I thought that “Friday Night Alibi” turned out to be a light read in the end for me, but to be honest, it was a rocky road because of places I had problems with it. Depending on your suspension of disbelief and tolerance for the internal voice of the narrating character, this overarching read may or may not hit with you. I think it worked for me because of its light nature for the most part and not necessarily following the paint by numbers story plots I’ve seen in this age group so far. Usual NA readers who want something different from the angst and melodrama probably would enjoy this, because this is pretty light and fluffy in comparison to the usual “tormented tattooed bad boy and female heroine with oh-so-tortuous problems” formula that peppers some of the novels in this area. It was nice to see something a little more comedic and flirty and that didn’t follow all the same grains of the genre for once, and I think Cassie Mae hits the nail on the head for writing something that goes against the current grain on some levels.

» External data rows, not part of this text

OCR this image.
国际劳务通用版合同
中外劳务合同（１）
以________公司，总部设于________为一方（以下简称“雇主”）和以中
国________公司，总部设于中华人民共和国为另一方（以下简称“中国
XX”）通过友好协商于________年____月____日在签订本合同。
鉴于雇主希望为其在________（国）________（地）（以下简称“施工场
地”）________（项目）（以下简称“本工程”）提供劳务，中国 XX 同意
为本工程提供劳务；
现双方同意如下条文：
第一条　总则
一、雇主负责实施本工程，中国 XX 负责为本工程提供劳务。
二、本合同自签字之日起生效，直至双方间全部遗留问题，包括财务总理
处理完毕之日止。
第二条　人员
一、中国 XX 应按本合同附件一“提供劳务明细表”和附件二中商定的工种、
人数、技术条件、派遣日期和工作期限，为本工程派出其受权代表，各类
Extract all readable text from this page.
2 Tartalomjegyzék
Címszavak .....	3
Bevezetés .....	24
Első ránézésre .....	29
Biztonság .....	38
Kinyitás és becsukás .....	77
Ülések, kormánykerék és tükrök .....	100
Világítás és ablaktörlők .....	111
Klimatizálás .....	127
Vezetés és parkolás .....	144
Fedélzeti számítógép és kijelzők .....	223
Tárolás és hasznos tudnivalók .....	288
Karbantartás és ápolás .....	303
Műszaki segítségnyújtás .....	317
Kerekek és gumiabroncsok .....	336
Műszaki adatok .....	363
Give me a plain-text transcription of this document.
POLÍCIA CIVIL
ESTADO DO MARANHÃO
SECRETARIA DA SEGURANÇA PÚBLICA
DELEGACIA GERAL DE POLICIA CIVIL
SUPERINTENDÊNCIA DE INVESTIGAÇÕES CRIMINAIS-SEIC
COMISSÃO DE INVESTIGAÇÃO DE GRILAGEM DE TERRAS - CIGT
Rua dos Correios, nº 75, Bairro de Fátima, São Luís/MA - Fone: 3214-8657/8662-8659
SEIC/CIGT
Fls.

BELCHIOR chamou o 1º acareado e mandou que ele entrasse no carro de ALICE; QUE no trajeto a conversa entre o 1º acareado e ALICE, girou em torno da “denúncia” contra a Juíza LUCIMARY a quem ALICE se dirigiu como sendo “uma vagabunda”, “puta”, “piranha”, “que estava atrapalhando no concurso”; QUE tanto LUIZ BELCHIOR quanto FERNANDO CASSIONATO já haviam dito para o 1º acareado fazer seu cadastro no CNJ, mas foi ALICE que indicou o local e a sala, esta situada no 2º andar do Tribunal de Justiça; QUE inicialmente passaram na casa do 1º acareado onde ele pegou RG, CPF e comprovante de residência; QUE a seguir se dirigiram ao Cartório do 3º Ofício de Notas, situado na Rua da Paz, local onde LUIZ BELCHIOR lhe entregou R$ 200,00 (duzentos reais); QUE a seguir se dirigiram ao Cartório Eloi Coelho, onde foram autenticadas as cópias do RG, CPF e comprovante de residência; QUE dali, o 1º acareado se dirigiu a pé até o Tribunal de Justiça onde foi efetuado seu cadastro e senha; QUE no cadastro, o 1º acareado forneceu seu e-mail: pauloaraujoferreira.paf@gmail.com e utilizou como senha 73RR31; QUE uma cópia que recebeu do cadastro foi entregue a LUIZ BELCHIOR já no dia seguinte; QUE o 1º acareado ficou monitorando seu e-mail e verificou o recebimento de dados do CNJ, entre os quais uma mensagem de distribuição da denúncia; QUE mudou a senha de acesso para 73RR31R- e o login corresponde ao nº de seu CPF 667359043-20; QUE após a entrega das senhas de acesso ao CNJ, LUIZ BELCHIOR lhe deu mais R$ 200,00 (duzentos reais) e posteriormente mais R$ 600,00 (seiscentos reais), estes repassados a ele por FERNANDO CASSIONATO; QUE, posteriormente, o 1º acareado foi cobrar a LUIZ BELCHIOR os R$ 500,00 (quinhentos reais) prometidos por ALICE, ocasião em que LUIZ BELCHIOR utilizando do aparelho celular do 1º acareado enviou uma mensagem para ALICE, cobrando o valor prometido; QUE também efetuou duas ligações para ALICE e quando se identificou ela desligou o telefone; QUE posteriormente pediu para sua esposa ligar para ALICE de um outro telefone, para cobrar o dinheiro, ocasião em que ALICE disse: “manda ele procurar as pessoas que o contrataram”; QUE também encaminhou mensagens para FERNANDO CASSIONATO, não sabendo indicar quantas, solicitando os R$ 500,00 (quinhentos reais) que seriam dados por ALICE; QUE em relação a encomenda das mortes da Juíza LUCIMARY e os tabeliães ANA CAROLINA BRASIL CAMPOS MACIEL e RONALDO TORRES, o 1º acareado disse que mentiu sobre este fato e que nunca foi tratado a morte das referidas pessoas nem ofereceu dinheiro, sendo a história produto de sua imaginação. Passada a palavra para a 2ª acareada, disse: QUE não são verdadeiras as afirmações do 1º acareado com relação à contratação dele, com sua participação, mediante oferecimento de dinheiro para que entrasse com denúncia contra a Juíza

As far as being realistic? Ehh, personally speaking, not as I would like, but I consider this pretty much a fluffy read. Part of what distanced me from the read was not being able to relate to the demographic that it portrays and the other part of it I’ll explain below.
The story begins with Kelli, an aspiring college freshman who runs a cover service at her high school and community for people in her well-to-do community. Kelli is probably the all-around picture of a perfect student – makes good grades, goes to church, volunteers. But in the backdrop of things, she runs an “alibi” service, where she serves as a girlfriend or BFF for hire for anyone who needs one for the right price, to maintain their respective image. Kelli’s voice was, in my opinion, too forced in the story with odd turns. She’s quirky, but not necessarily in an endearing way. Her narrative voice was grating in many turns. Saying things like the only thing that’s different between high school guys and college guys are their “hair, size, and how many condoms they carry” was a recipe for making me bang my head against my desk several times, among other things she says. As was having an overconfident love interest (Chase) who calls the heroine “Stinky,” and pretty much has every potential of being an alpha jerk, at least in the first part of the story.
For what it’s worth, the narrative did even out, and I’ll admit I laughed and thought Chase and Kelli’s flirtatious rapport and coming to know each other was worth following, especially when they realized they had more connections than when they first encountered each other. This felt like an easily digested, well-to-do chick lit story after a time, formulaic, but sweet. I still had issues with Kelli’s voice through the narrative, but there were times when she was genuinely funny and I found I liked her, like when she’d gotten a cold and Chase came knocking at her window with a paper bag containing soup and OJ – him saying he “[came] in peace” and her telling him to leave “or leave in pieces”.
It was hard for me to consider at times that Chase was a college student versus Kelli, who was still a high school senior, but I figured they were close enough for the relationship to work out and in the progression it did. It was nice watching the banter and discovery between them, as well as the development of Chase and Kelli’s relationship over time with some palpable tough subjects that are lightly touched upon. Still that doesn’t keep it from having the typical element of “I hate you, I heart you, you saved me, I saved you” motif. If you’re looking for a light flirty read that doesn’t overdo the melodrama and explores the relationships of the two leads in a humored way, this is fine to pickup, but it is formulaic, the cast mostly serves to shape the plot with some palpable stakes, and the heroine’s voice may make or break you. I would almost say that given the content of this novel, it could work for an upper YA audience. There are no heavy handed sexual scenes in this book, which was a distinctly different read in comparison to some of the NA books I’ve picked up.
I think in retrospect if some of the problematic/formulaic elements were taken out of this, and the heroine’s voice were a little smoother, this would’ve been a better read for me personally. I wouldn’t mind reading more of Cassie Mae’s work to see more of what she does in this age group, though, because I liked this for what it was worth.
Overall score: 2.5/5
Note: I received this as an ARC from NetGalley, from the publisher Random House Flirt.